Pandemia levou Serna
Mauro puxa pelas credenciais do projeto. “Estávamos a desenvolver o potencial dos jogadores, fazendo tudo como os clubes profissionais: comida adequada, horários de descanso, tutor para que eles cumprissem normas. Tínhamos aí talentos portugueses, sul-americanos e japoneses, um deles na Super Liga da Índia. Não é só o Serna que chegou alto. Foi um investimento meu, do meu sócio colombiano Yober Candelo e um advogado do Porto, Paulo Topa. Fomos bancando o futuro dos miúdos, mas a dado momento vimos que era insuficiente estarem só a treinar”, vinca, espremendo a alavanca dada ao garoto de Popayan, agora às ordens de Mano Menezes.
“Serna treinava na Senhora da Hora na academia que aí tínhamos. Treinar era insuficiente, acabou por ir para o Perafita e depois o Serzedo”

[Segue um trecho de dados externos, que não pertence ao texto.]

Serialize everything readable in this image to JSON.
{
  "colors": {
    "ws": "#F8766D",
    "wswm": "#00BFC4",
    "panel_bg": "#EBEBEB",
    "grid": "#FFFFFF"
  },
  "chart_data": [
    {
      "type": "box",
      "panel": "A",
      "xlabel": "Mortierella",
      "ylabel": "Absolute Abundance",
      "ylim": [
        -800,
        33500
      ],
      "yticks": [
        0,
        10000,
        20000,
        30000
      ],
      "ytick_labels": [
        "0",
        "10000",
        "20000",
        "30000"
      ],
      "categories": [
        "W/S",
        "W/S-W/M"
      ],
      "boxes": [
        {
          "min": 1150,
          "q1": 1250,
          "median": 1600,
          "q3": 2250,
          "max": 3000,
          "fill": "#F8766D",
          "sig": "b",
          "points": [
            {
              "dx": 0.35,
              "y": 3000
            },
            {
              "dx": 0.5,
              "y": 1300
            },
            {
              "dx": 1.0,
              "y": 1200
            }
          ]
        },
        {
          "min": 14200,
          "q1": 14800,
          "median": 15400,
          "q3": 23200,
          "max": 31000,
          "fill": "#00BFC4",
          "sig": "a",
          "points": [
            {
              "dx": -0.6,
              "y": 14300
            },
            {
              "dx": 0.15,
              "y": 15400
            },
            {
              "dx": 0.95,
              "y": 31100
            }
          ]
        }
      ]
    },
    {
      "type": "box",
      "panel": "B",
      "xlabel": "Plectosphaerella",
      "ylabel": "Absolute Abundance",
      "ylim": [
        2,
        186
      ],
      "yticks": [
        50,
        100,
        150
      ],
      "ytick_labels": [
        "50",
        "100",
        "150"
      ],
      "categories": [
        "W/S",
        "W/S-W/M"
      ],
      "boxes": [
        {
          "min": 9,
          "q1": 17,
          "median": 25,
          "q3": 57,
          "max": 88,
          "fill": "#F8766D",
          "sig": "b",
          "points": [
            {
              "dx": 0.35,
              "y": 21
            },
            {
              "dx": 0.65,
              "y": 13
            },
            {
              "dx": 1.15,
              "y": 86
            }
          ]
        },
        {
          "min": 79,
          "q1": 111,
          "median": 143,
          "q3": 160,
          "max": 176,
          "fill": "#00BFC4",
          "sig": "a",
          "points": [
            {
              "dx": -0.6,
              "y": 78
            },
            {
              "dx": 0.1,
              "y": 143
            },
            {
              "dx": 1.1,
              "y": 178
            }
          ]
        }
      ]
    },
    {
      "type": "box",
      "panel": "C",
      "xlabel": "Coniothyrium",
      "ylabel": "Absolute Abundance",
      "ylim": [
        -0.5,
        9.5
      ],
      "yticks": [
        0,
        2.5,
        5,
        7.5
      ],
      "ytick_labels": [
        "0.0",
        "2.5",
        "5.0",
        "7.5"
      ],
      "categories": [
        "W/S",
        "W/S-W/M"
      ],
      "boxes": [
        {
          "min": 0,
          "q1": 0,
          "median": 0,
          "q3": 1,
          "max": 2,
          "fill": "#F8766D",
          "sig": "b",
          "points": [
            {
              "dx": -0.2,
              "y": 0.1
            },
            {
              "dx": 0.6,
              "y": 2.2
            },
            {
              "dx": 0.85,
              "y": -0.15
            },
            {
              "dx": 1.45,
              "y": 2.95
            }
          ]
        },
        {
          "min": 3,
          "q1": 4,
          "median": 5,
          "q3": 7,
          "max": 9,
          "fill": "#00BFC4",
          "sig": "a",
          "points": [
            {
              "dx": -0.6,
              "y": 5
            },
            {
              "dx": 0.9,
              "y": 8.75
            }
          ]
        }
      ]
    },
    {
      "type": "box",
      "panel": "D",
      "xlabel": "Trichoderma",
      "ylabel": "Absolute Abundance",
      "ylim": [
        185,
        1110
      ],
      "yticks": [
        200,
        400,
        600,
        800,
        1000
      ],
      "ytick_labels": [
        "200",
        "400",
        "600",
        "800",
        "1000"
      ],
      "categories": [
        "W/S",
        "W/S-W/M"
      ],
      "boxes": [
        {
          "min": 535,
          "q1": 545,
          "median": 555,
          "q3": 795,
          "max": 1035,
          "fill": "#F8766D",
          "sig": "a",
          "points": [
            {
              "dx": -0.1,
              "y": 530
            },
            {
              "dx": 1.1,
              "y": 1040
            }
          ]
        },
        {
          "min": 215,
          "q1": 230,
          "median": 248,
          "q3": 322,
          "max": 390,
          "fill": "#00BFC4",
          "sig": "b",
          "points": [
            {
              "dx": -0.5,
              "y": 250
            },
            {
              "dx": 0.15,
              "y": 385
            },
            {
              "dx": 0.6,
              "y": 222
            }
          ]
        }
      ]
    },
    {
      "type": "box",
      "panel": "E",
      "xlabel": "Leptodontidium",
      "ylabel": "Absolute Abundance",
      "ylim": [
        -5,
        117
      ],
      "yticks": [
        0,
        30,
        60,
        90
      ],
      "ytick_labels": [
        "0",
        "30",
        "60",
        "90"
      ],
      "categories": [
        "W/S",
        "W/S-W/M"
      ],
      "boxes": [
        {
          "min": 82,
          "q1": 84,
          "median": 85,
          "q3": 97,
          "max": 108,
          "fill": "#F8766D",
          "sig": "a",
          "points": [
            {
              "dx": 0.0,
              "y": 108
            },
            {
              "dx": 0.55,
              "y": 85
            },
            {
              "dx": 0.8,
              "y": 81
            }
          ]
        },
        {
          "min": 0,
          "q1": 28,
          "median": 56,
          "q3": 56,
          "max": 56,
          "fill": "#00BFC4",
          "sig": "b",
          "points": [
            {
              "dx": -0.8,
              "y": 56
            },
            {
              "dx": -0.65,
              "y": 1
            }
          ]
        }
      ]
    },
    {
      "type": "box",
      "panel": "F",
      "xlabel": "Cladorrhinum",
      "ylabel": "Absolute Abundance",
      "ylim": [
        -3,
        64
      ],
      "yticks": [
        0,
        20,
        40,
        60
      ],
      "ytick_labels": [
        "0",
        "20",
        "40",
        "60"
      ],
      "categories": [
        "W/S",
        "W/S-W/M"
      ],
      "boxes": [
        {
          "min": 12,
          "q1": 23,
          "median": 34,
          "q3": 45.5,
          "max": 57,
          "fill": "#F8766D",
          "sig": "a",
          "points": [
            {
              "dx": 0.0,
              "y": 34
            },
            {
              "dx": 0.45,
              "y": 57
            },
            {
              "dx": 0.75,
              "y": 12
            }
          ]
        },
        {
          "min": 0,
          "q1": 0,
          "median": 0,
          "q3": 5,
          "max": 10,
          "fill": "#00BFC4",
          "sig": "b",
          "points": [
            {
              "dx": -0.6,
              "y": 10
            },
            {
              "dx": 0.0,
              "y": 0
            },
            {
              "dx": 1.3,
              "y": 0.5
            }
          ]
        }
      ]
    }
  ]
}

“Depois deu-se a ligação com o Serzedo, onde conseguimos inscrever cinco jogadores. Um deles Serna. O presidente era muito simpático, nós assumimos as inscrições e eles continuavam a dormir em nossa casa. Mas tudo foi interrompido pela pandemia. Face ao que se sucedeu decidimos mandar Serna para o Paraguai, outros foram para a Malta e os outros seguiram para os seus países, porque foi impossível continuar com o trabalho”, sustenta, aflorando o enquadramento de Serna em Portugal, com quatro golos em nove jogos pelo Perafita, e dois em quatro pelo Serzedo, competindo na AF Porto. Decorria o ano de 2019. Bousquet rende-se aos atributos que já ferviam nas chuteiras do craque, embora sofrendo indiferença ou visão diminuta do potencial.

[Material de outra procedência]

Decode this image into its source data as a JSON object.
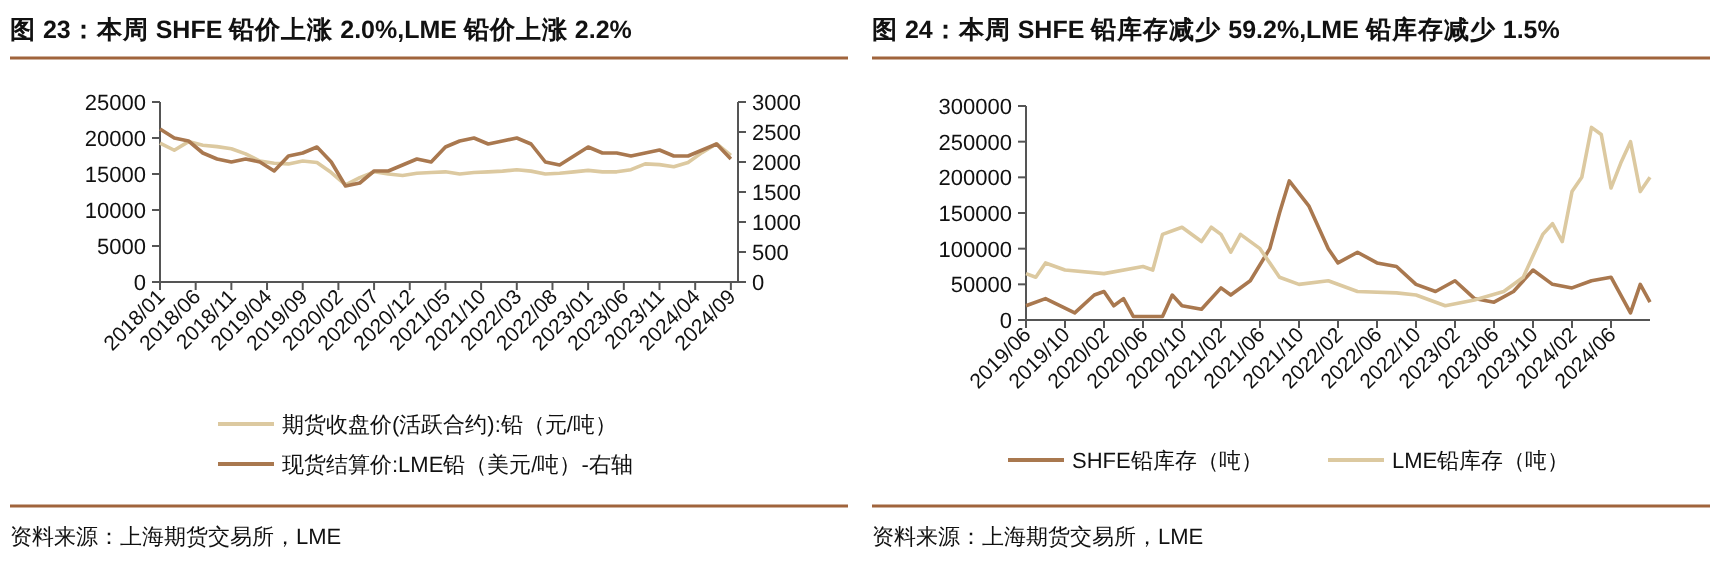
{
  "chart_data": [
    {
      "type": "line",
      "title": "图 23：本周 SHFE 铅价上涨 2.0%,LME 铅价上涨 2.2%",
      "legend": "bottom",
      "grid": false,
      "xlim": [
        "2018-01",
        "2024-10"
      ],
      "xticks": [
        {
          "value": "2018-01",
          "label": "2018/01"
        },
        {
          "value": "2018-06",
          "label": "2018/06"
        },
        {
          "value": "2018-11",
          "label": "2018/11"
        },
        {
          "value": "2019-04",
          "label": "2019/04"
        },
        {
          "value": "2019-09",
          "label": "2019/09"
        },
        {
          "value": "2020-02",
          "label": "2020/02"
        },
        {
          "value": "2020-07",
          "label": "2020/07"
        },
        {
          "value": "2020-12",
          "label": "2020/12"
        },
        {
          "value": "2021-05",
          "label": "2021/05"
        },
        {
          "value": "2021-10",
          "label": "2021/10"
        },
        {
          "value": "2022-03",
          "label": "2022/03"
        },
        {
          "value": "2022-08",
          "label": "2022/08"
        },
        {
          "value": "2023-01",
          "label": "2023/01"
        },
        {
          "value": "2023-06",
          "label": "2023/06"
        },
        {
          "value": "2023-11",
          "label": "2023/11"
        },
        {
          "value": "2024-04",
          "label": "2024/04"
        },
        {
          "value": "2024-09",
          "label": "2024/09"
        }
      ],
      "ylim": [
        0,
        25000
      ],
      "yticks": [
        0,
        5000,
        10000,
        15000,
        20000,
        25000
      ],
      "y2lim": [
        0,
        3000
      ],
      "y2ticks": [
        0,
        500,
        1000,
        1500,
        2000,
        2500,
        3000
      ],
      "x": [
        "2018-01",
        "2018-03",
        "2018-05",
        "2018-07",
        "2018-09",
        "2018-11",
        "2019-01",
        "2019-03",
        "2019-05",
        "2019-07",
        "2019-09",
        "2019-11",
        "2020-01",
        "2020-03",
        "2020-05",
        "2020-07",
        "2020-09",
        "2020-11",
        "2021-01",
        "2021-03",
        "2021-05",
        "2021-07",
        "2021-09",
        "2021-11",
        "2022-01",
        "2022-03",
        "2022-05",
        "2022-07",
        "2022-09",
        "2022-11",
        "2023-01",
        "2023-03",
        "2023-05",
        "2023-07",
        "2023-09",
        "2023-11",
        "2024-01",
        "2024-03",
        "2024-05",
        "2024-07",
        "2024-09"
      ],
      "series": [
        {
          "name": "期货收盘价(活跃合约):铅（元/吨）",
          "color": "#dcc9a0",
          "values": [
            19300,
            18300,
            19500,
            19000,
            18800,
            18500,
            17800,
            16800,
            16500,
            16400,
            16800,
            16600,
            15200,
            13500,
            14500,
            15300,
            15000,
            14800,
            15100,
            15200,
            15300,
            15000,
            15200,
            15300,
            15400,
            15600,
            15400,
            15000,
            15100,
            15300,
            15500,
            15300,
            15300,
            15600,
            16400,
            16300,
            16000,
            16600,
            18000,
            19200,
            17600
          ]
        },
        {
          "name": "现货结算价:LME铅（美元/吨）-右轴",
          "color": "#a9784f",
          "axis": "y2",
          "values": [
            2550,
            2400,
            2350,
            2150,
            2050,
            2000,
            2050,
            2000,
            1850,
            2100,
            2150,
            2250,
            2000,
            1600,
            1650,
            1850,
            1850,
            1950,
            2050,
            2000,
            2250,
            2350,
            2400,
            2300,
            2350,
            2400,
            2300,
            2000,
            1950,
            2100,
            2250,
            2150,
            2150,
            2100,
            2150,
            2200,
            2100,
            2100,
            2200,
            2300,
            2050
          ]
        }
      ],
      "annotations": [
        "资料来源：上海期货交易所，LME"
      ]
    },
    {
      "type": "line",
      "title": "图 24：本周 SHFE 铅库存减少 59.2%,LME 铅库存减少 1.5%",
      "legend": "bottom",
      "grid": false,
      "xlim": [
        "2019-06",
        "2024-10"
      ],
      "xticks": [
        {
          "value": "2019-06",
          "label": "2019/06"
        },
        {
          "value": "2019-10",
          "label": "2019/10"
        },
        {
          "value": "2020-02",
          "label": "2020/02"
        },
        {
          "value": "2020-06",
          "label": "2020/06"
        },
        {
          "value": "2020-10",
          "label": "2020/10"
        },
        {
          "value": "2021-02",
          "label": "2021/02"
        },
        {
          "value": "2021-06",
          "label": "2021/06"
        },
        {
          "value": "2021-10",
          "label": "2021/10"
        },
        {
          "value": "2022-02",
          "label": "2022/02"
        },
        {
          "value": "2022-06",
          "label": "2022/06"
        },
        {
          "value": "2022-10",
          "label": "2022/10"
        },
        {
          "value": "2023-02",
          "label": "2023/02"
        },
        {
          "value": "2023-06",
          "label": "2023/06"
        },
        {
          "value": "2023-10",
          "label": "2023/10"
        },
        {
          "value": "2024-02",
          "label": "2024/02"
        },
        {
          "value": "2024-06",
          "label": "2024/06"
        }
      ],
      "ylim": [
        0,
        300000
      ],
      "yticks": [
        0,
        50000,
        100000,
        150000,
        200000,
        250000,
        300000
      ],
      "series": [
        {
          "name": "SHFE铅库存（吨）",
          "color": "#a9784f",
          "x": [
            "2019-06",
            "2019-08",
            "2019-11",
            "2020-01",
            "2020-02",
            "2020-03",
            "2020-04",
            "2020-05",
            "2020-08",
            "2020-09",
            "2020-10",
            "2020-12",
            "2021-02",
            "2021-03",
            "2021-05",
            "2021-07",
            "2021-08",
            "2021-09",
            "2021-11",
            "2022-01",
            "2022-02",
            "2022-04",
            "2022-06",
            "2022-08",
            "2022-10",
            "2022-12",
            "2023-02",
            "2023-04",
            "2023-06",
            "2023-08",
            "2023-10",
            "2023-12",
            "2024-02",
            "2024-04",
            "2024-06",
            "2024-08",
            "2024-09",
            "2024-10"
          ],
          "values": [
            20000,
            30000,
            10000,
            35000,
            40000,
            20000,
            30000,
            5000,
            5000,
            35000,
            20000,
            15000,
            45000,
            35000,
            55000,
            100000,
            150000,
            195000,
            160000,
            100000,
            80000,
            95000,
            80000,
            75000,
            50000,
            40000,
            55000,
            30000,
            25000,
            40000,
            70000,
            50000,
            45000,
            55000,
            60000,
            10000,
            50000,
            25000
          ]
        },
        {
          "name": "LME铅库存（吨）",
          "color": "#dcc9a0",
          "x": [
            "2019-06",
            "2019-07",
            "2019-08",
            "2019-10",
            "2020-02",
            "2020-06",
            "2020-07",
            "2020-08",
            "2020-10",
            "2020-12",
            "2021-01",
            "2021-02",
            "2021-03",
            "2021-04",
            "2021-06",
            "2021-08",
            "2021-10",
            "2022-01",
            "2022-04",
            "2022-08",
            "2022-10",
            "2023-01",
            "2023-04",
            "2023-07",
            "2023-09",
            "2023-11",
            "2023-12",
            "2024-01",
            "2024-02",
            "2024-03",
            "2024-04",
            "2024-05",
            "2024-06",
            "2024-07",
            "2024-08",
            "2024-09",
            "2024-10"
          ],
          "values": [
            65000,
            60000,
            80000,
            70000,
            65000,
            75000,
            70000,
            120000,
            130000,
            110000,
            130000,
            120000,
            95000,
            120000,
            100000,
            60000,
            50000,
            55000,
            40000,
            38000,
            35000,
            20000,
            28000,
            40000,
            60000,
            120000,
            135000,
            110000,
            180000,
            200000,
            270000,
            260000,
            185000,
            220000,
            250000,
            180000,
            200000
          ]
        }
      ],
      "annotations": [
        "资料来源：上海期货交易所，LME"
      ]
    }
  ]
}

“O único que viu nele potencial acima da média foi Hugo Vieira, do Braga. Outros olhavam para ele como se fosse um qualquer”

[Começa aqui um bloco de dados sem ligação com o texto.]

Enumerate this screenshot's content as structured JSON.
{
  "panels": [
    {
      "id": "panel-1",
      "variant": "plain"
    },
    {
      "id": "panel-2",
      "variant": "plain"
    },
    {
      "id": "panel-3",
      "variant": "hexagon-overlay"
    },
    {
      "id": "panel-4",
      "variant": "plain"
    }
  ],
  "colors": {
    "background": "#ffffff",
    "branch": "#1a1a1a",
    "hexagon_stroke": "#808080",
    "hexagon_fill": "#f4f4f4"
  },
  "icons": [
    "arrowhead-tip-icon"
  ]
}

“Serna dava a entender em todo o seu jogo que era completamente diferenciado. Isso percebia-se nos testes e jogos. O único que reconheceu algo acima da média foi o Hugo Vieira, coordenador da formação do Braga. Elogiou os nossos atletas quando fizemos o jogo com os sub-23 deles. Claro que era preciso ver mais, acompanhar e não foi possível ter essa continuidade. Mas todos os outros clubes olharam para Serna como se fosse um qualquer. Ninguém o quis na Liga 3, vi uma mentalidade complicada nos clubes inferiores”, acusa, enfatizando o distanciamento que se seguiu, mesmo vendo características que o distinguiam com autoridade. “A marca mais forte era a sua arrancada com muita força e dribles curtos em velocidade. Conseguia encontrar soluções em pequenos espaços e apresentava boa finalização. Sempre foi um atleta tranquilo e concentrado, mas também introspetivo e de poucas palavras.”